Nusser & Baumgart

Herbert Nauderer

28 Feb - 22 Apr 2013

© Herbert Nauderer
Video still, from: Terzine on fugacity (after a poem by H. v. Hofmannsthal)
HERBERT NAUDERER
Mouseman's land
28 February - 22 April 2013

Drawing, sculpture, video installation

The gallery Nusser & Baumgart will be presenting from February 28 - April 24, 2013 a solo exhibition devoted to works by Munich artist Herbert Nauderer (b. 1958).
The show MOUSEMAN’S LAND will feature new works, including classic drawings, light boxes and video installations.

MOUSEMAN’S LAND is a cycle of drawings, processed images and videos that combine to form a room installation. The invented, the found and the autobiographical intermingle to yield mysterious images and scenes, as in a never-ending dream sequence. The viewer is thereby immersed in an eerie parallel world.
Sensitive visitors may wish to approach MOUSEMAN’S LAND with a bit of caution. After all, the new works, which the Munich artist is presenting starting at the end of February, have, once again, a tendency to cause feelings of discomfort and anxiety. During the past years, the Mouseman has morphed into a kind of alter ego for Nauderer. The Mouseman increasingly makes an appearance in drawings and video installations. He can never be fully grasped, combing wild and disturbing elements with ironic and then again almost amiable characteristics, leaving the viewer with an unsettled feeling. In a three-part video installation, Nauderer allows Mouseman to assume the role of the protagonist, underscoring his movements with a monotone ambient noise. As in earlier works, Nauderer’s second profession, music, is once more conspicuous element.

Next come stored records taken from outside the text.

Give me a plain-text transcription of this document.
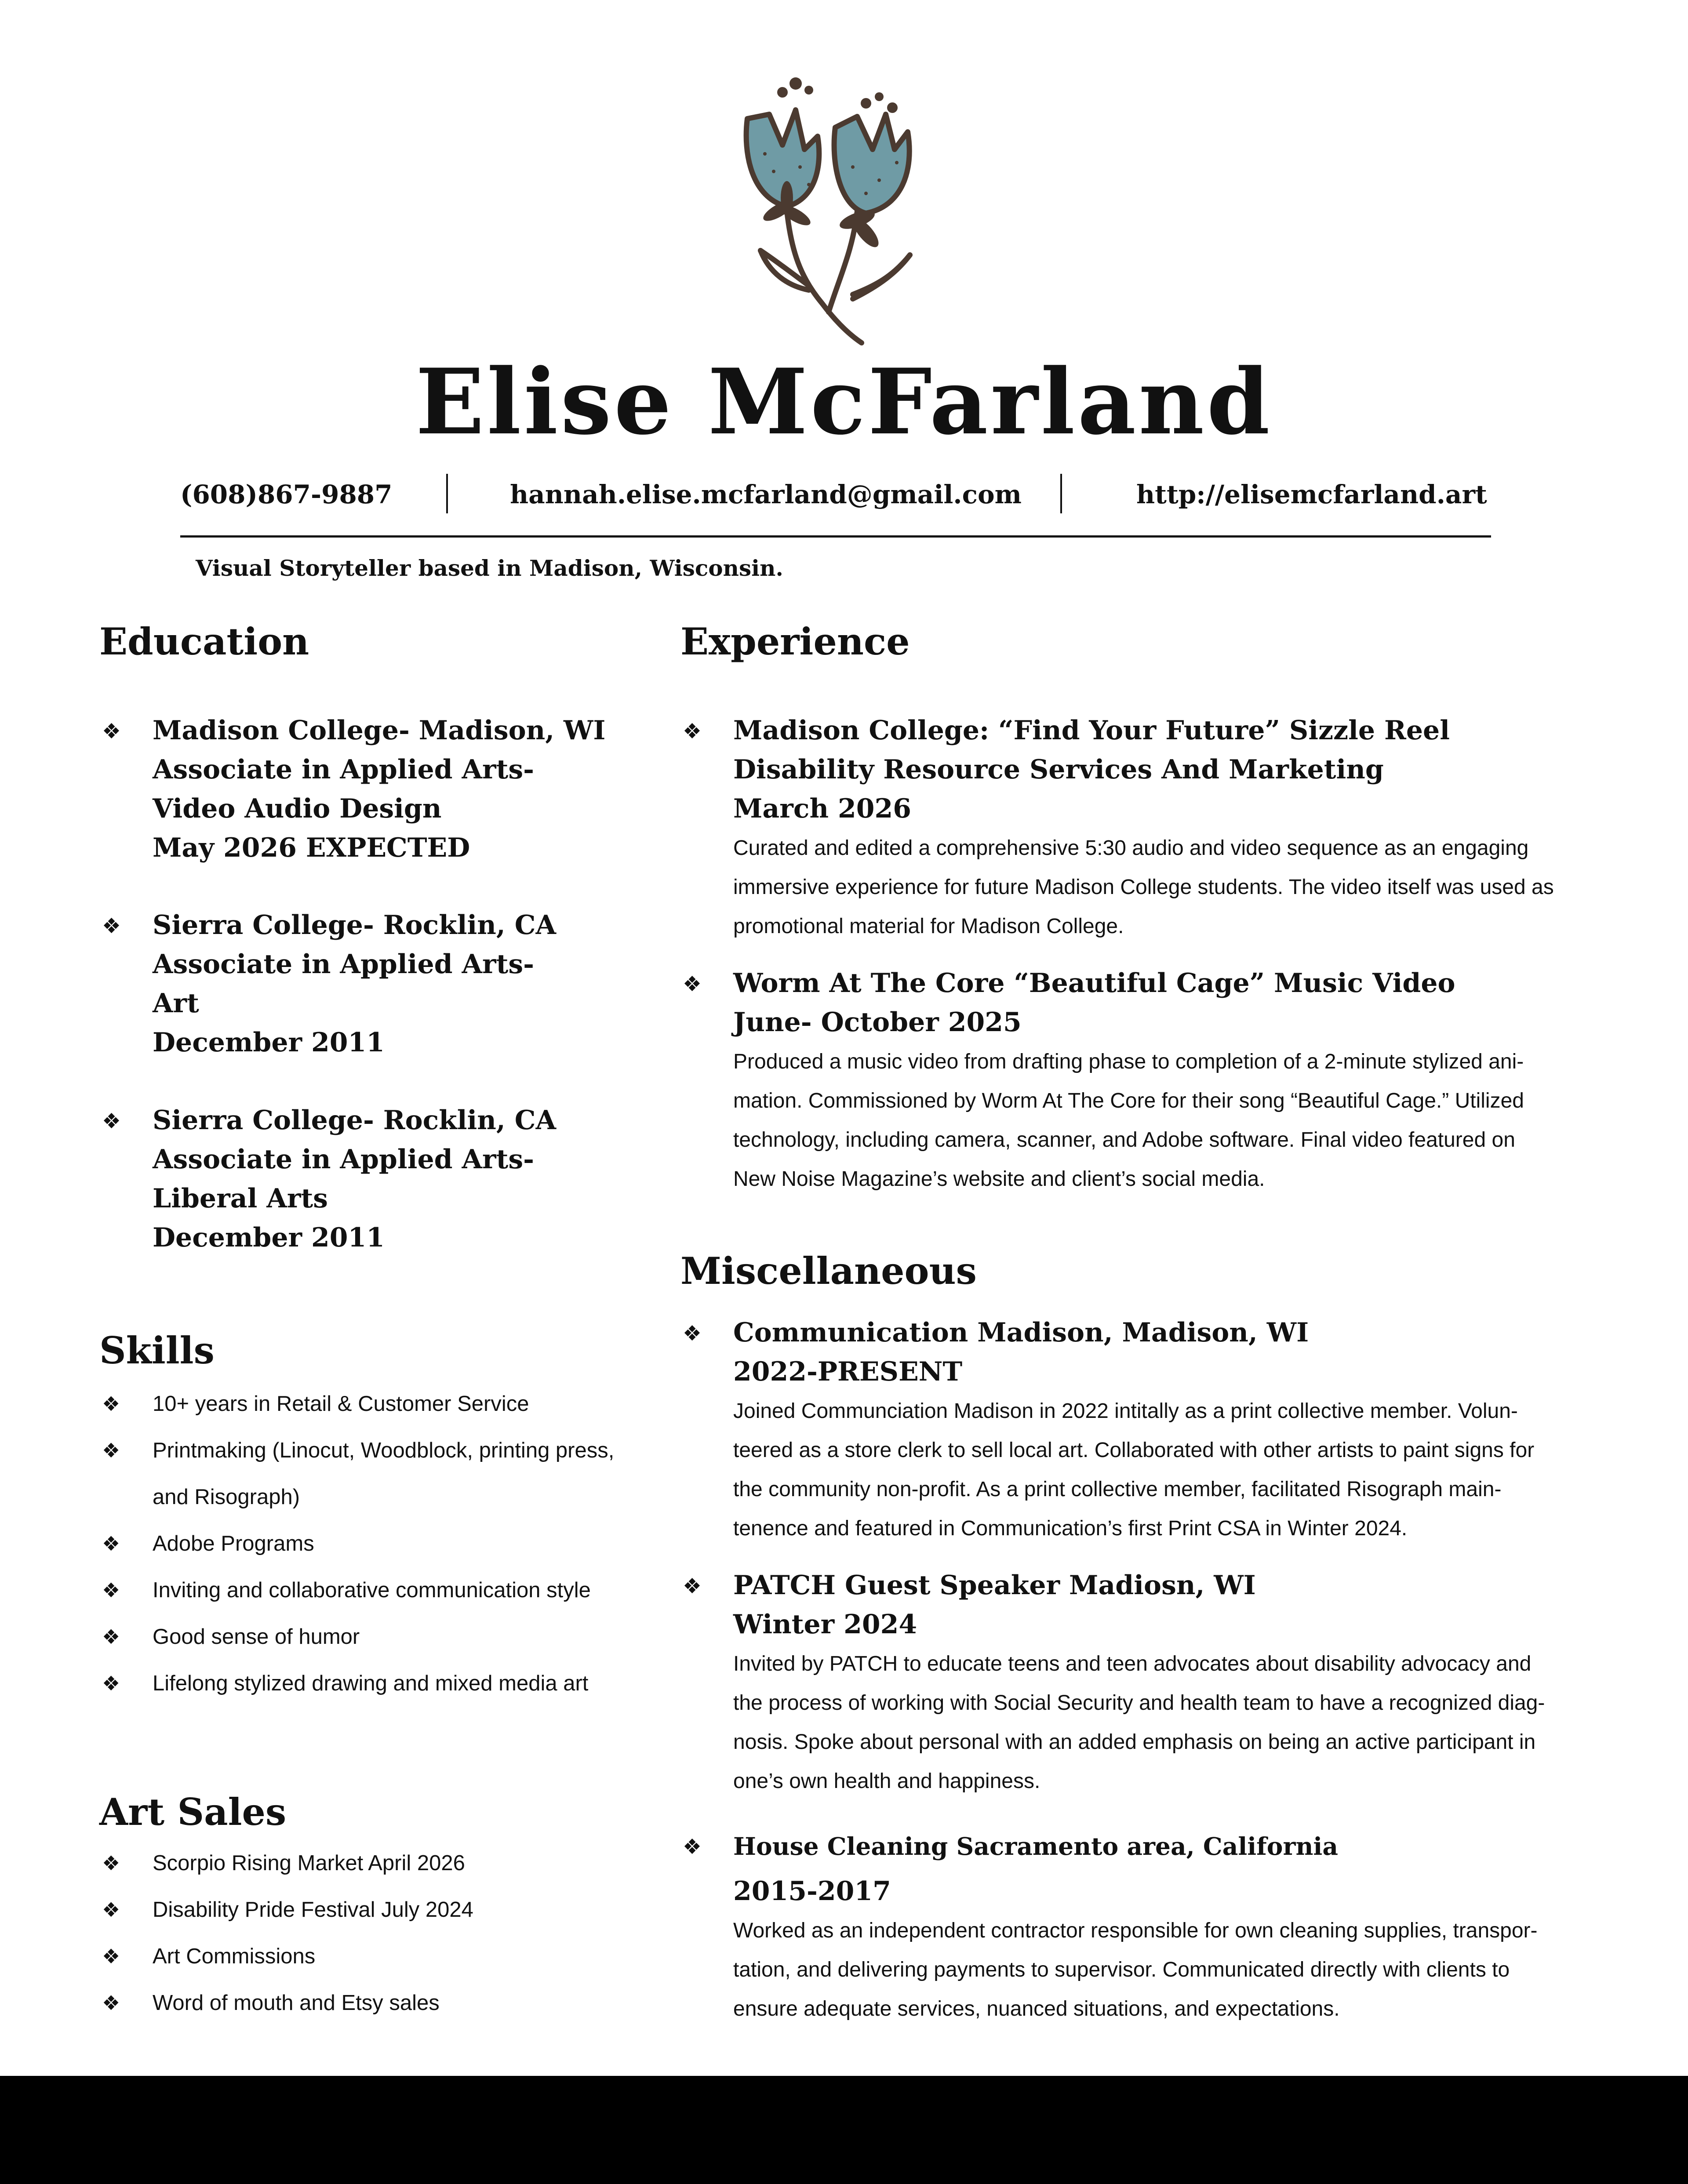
Elise McFarland
(608)867-9887	hannah.elise.mcfarland@gmail.com	http://elisemcfarland.art
Visual Storyteller based in Madison, Wisconsin.
Education
❖ Madison College- Madison, WI
Associate in Applied Arts-
Video Audio Design
May 2026 EXPECTED
❖ Sierra College- Rocklin, CA
Associate in Applied Arts-
Art
December 2011
❖ Sierra College- Rocklin, CA
Associate in Applied Arts-
Liberal Arts
December 2011
Skills
❖ 10+ years in Retail & Customer Service
❖ Printmaking (Linocut, Woodblock, printing press,
and Risograph)
❖ Adobe Programs
❖ Inviting and collaborative communication style
❖ Good sense of humor
❖ Lifelong stylized drawing and mixed media art
Art Sales
❖ Scorpio Rising Market April 2026
❖ Disability Pride Festival July 2024
❖ Art Commissions
❖ Word of mouth and Etsy sales
Experience
❖ Madison College: “Find Your Future” Sizzle Reel
Disability Resource Services And Marketing
March 2026
Curated and edited a comprehensive 5:30 audio and video sequence as an engaging
immersive experience for future Madison College students. The video itself was used as
promotional material for Madison College.
❖ Worm At The Core “Beautiful Cage” Music Video
June- October 2025
Produced a music video from drafting phase to completion of a 2-minute stylized ani-
mation. Commissioned by Worm At The Core for their song “Beautiful Cage.” Utilized
technology, including camera, scanner, and Adobe software. Final video featured on
New Noise Magazine’s website and client’s social media.
Miscellaneous
❖ Communication Madison, Madison, WI
2022-PRESENT
Joined Communciation Madison in 2022 intitally as a print collective member. Volun-
teered as a store clerk to sell local art. Collaborated with other artists to paint signs for
the community non-profit. As a print collective member, facilitated Risograph main-
tenence and featured in Communication’s first Print CSA in Winter 2024.
❖ PATCH Guest Speaker Madiosn, WI
Winter 2024
Invited by PATCH to educate teens and teen advocates about disability advocacy and
the process of working with Social Security and health team to have a recognized diag-
nosis. Spoke about personal with an added emphasis on being an active participant in
one’s own health and happiness.
❖ House Cleaning Sacramento area, California
2015-2017
Worked as an independent contractor responsible for own cleaning supplies, transpor-
tation, and delivering payments to supervisor. Communicated directly with clients to
ensure adequate services, nuanced situations, and expectations.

After viewing the work for a while, the installation becomes an abstract confluence of form, object and sound. All questions remain open.

For the second work, the artist has fashioned a cube with the express intent that a viewer enters it alone. Inside, a young girl is shown, while, in the background, Hugo von Hofmannsthal’s “Tercets on Transitoriness” are recited. The tight, closed space in which the viewer finds him- or herself and the close-up of the young girl leads to a mood of considerable intensity. Through the separateness of the cube, the viewer is moreover taken out of the context of the gallery and is thus completely immersed in the work.

A striking new component in Nauderer’s work is the light boxes. Normally used in photography, the strong backlighting makes colors glow with particular radiance. However, by making use of the boxes to illuminate his black and white drawings, Nauderer takes the medium to a new level: The light reinforces the dimensions of the simple lines culminating in dense patterns, thus bringing the drawing into the space.
For the exhibited works, Herbert Nauderer utilizes his own photography and family photos, as well as found visuals which he then alters through digital processing or drawing, thereby placing them in a new context. For the exhibition, these will be shown as individual, large-format works, and “table objects”. This type of presentation accentuates the common bond of the works, while, at the same time, encouraging the search for narrative structures. What is seemingly programmatic for the artist, however, allows few conclusions to be drawn about the thematic context, leaving the viewer to ultimately surrender to the enigma rather than the solution.